Isabel llegó a la confitería con un tapado rojo, una blusa
color natural, bastante escotada y un pantalón negro. Ganadora de antemano
porque venía a blandir su condición de “novia prenupcial” de otro. No era
venganza, ni despecho. Era justicia. Cuando llegó, sin saber por qué, él se
mostró hostil. No soporto verla cuando ella se inclinó para buscar algo en su
cartera y entrevió esas tetas que tanto le gustaban. Entonces le dijo “no sé
por qué te pusiste esa blusa, te hace más vieja”. Isabel levantó la vista de su
cartera y lo miró seria, pero después se rió. Enseguida descubrió el regalo que
le llevaba, un libro sobre la historia de los samuráis, un tema que a él lo
apasionaba desde siempre. Y le dijo “feliz día del padre”. “Por qué? Yo no soy
más tu papito”. Segunda gota de frío en
la mesa mientras el mozo acercaba dos ensaladas. Después vino la conversación,
formal. La escalada de novedades de los últimos meses, personales y de las
otras. La enumeración de películas que ella había visto y de los libros que él
había leído. No hubo preguntas sobre el estado “civil” de Isabel. Apenas un
“estás bien?”. “si, claro”. “Ahá”.
El mantel blanco parecía una extensa pista de nieve. Un
enorme corredor inmaculado que nadie quería tocar, por temor a manchar la superficie
con las realidades unilaterales. Nada había ya sobre esa mesa que los uniera.
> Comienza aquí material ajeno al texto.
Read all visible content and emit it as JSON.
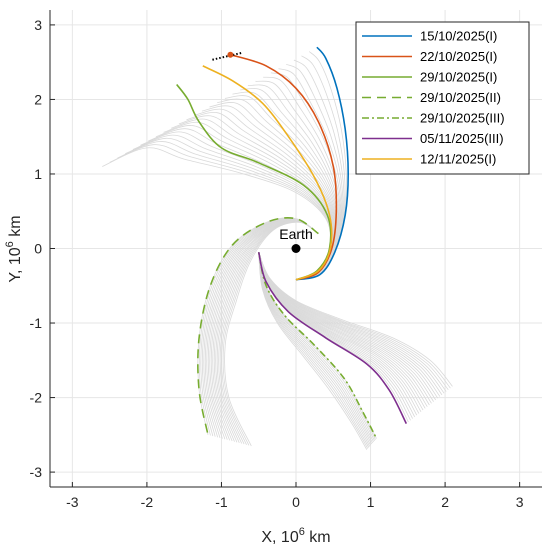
{
  "chart_data": {
    "type": "line",
    "xlabel": "X, 10",
    "xlabel_sup": "6",
    "xlabel_unit": " km",
    "ylabel": "Y, 10",
    "ylabel_sup": "6",
    "ylabel_unit": " km",
    "xlim": [
      -3.3,
      3.3
    ],
    "ylim": [
      -3.2,
      3.2
    ],
    "xticks": [
      -3,
      -2,
      -1,
      0,
      1,
      2,
      3
    ],
    "yticks": [
      -3,
      -2,
      -1,
      0,
      1,
      2,
      3
    ],
    "grid": true,
    "legend_position": "top-right",
    "annotation": {
      "text": "Earth",
      "x": 0,
      "y": 0
    },
    "series": [
      {
        "name": "15/10/2025(I)",
        "color": "#0072BD",
        "dash": "solid",
        "points": [
          [
            0,
            -0.42
          ],
          [
            0.32,
            -0.35
          ],
          [
            0.52,
            -0.05
          ],
          [
            0.66,
            0.45
          ],
          [
            0.7,
            1.0
          ],
          [
            0.66,
            1.6
          ],
          [
            0.55,
            2.15
          ],
          [
            0.4,
            2.55
          ],
          [
            0.28,
            2.7
          ]
        ]
      },
      {
        "name": "22/10/2025(I)",
        "color": "#D95319",
        "dash": "solid",
        "points": [
          [
            0,
            -0.42
          ],
          [
            0.3,
            -0.32
          ],
          [
            0.48,
            0.0
          ],
          [
            0.54,
            0.5
          ],
          [
            0.5,
            1.1
          ],
          [
            0.3,
            1.7
          ],
          [
            0.0,
            2.15
          ],
          [
            -0.4,
            2.45
          ],
          [
            -0.88,
            2.6
          ]
        ]
      },
      {
        "name": "29/10/2025(I)",
        "color": "#77AC30",
        "dash": "solid",
        "points": [
          [
            0,
            -0.42
          ],
          [
            0.28,
            -0.3
          ],
          [
            0.45,
            0.0
          ],
          [
            0.42,
            0.45
          ],
          [
            0.1,
            0.85
          ],
          [
            -0.5,
            1.15
          ],
          [
            -1.0,
            1.35
          ],
          [
            -1.3,
            1.7
          ],
          [
            -1.45,
            2.0
          ],
          [
            -1.6,
            2.2
          ]
        ]
      },
      {
        "name": "29/10/2025(II)",
        "color": "#77AC30",
        "dash": "long-dash",
        "points": [
          [
            0.3,
            0.2
          ],
          [
            0.0,
            0.4
          ],
          [
            -0.4,
            0.35
          ],
          [
            -0.85,
            0.05
          ],
          [
            -1.15,
            -0.5
          ],
          [
            -1.3,
            -1.2
          ],
          [
            -1.3,
            -1.9
          ],
          [
            -1.18,
            -2.5
          ]
        ]
      },
      {
        "name": "29/10/2025(III)",
        "color": "#77AC30",
        "dash": "dash-dot",
        "points": [
          [
            -0.5,
            -0.05
          ],
          [
            -0.4,
            -0.5
          ],
          [
            -0.15,
            -0.9
          ],
          [
            0.25,
            -1.3
          ],
          [
            0.65,
            -1.75
          ],
          [
            0.9,
            -2.2
          ],
          [
            1.08,
            -2.55
          ]
        ]
      },
      {
        "name": "05/11/2025(III)",
        "color": "#7E2F8E",
        "dash": "solid",
        "points": [
          [
            -0.5,
            -0.05
          ],
          [
            -0.4,
            -0.45
          ],
          [
            -0.1,
            -0.85
          ],
          [
            0.4,
            -1.2
          ],
          [
            0.95,
            -1.55
          ],
          [
            1.25,
            -1.9
          ],
          [
            1.48,
            -2.35
          ]
        ]
      },
      {
        "name": "12/11/2025(I)",
        "color": "#EDB120",
        "dash": "solid",
        "points": [
          [
            0,
            -0.42
          ],
          [
            0.3,
            -0.3
          ],
          [
            0.46,
            0.0
          ],
          [
            0.45,
            0.45
          ],
          [
            0.25,
            0.95
          ],
          [
            -0.1,
            1.5
          ],
          [
            -0.45,
            1.95
          ],
          [
            -0.85,
            2.25
          ],
          [
            -1.25,
            2.45
          ]
        ]
      }
    ]
  }
}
El café fue la última conquista de Roberto. Después no quedó nada más.
Cuando se iban, Isabel apuró un taxi en la esquina de Salguero.
Como venganza final Roberto la besó dulcemente, largamente. Isabel no supo qué
hacer entre la vergüenza ante el taxista y los transeúntes y la sorpresa y el
pequeño derrame de calentura que sintió. Se mantuvo parada un instante haciendo un poco
de equilibrio con la puerta abierta del taxi, sosteniendo en su brazo el tapado
rojo porque había salido un sol inédito para junio. Volvió su rostro al
interior del auto pero luego volvió a Roberto. “Volvió” a Roberto. Relajado y con
una sonrisa enorme, él le dijo “sé feliz”, la ayudó a entrar al coche y cerró
la puerta. Nunca se volvieron a ver.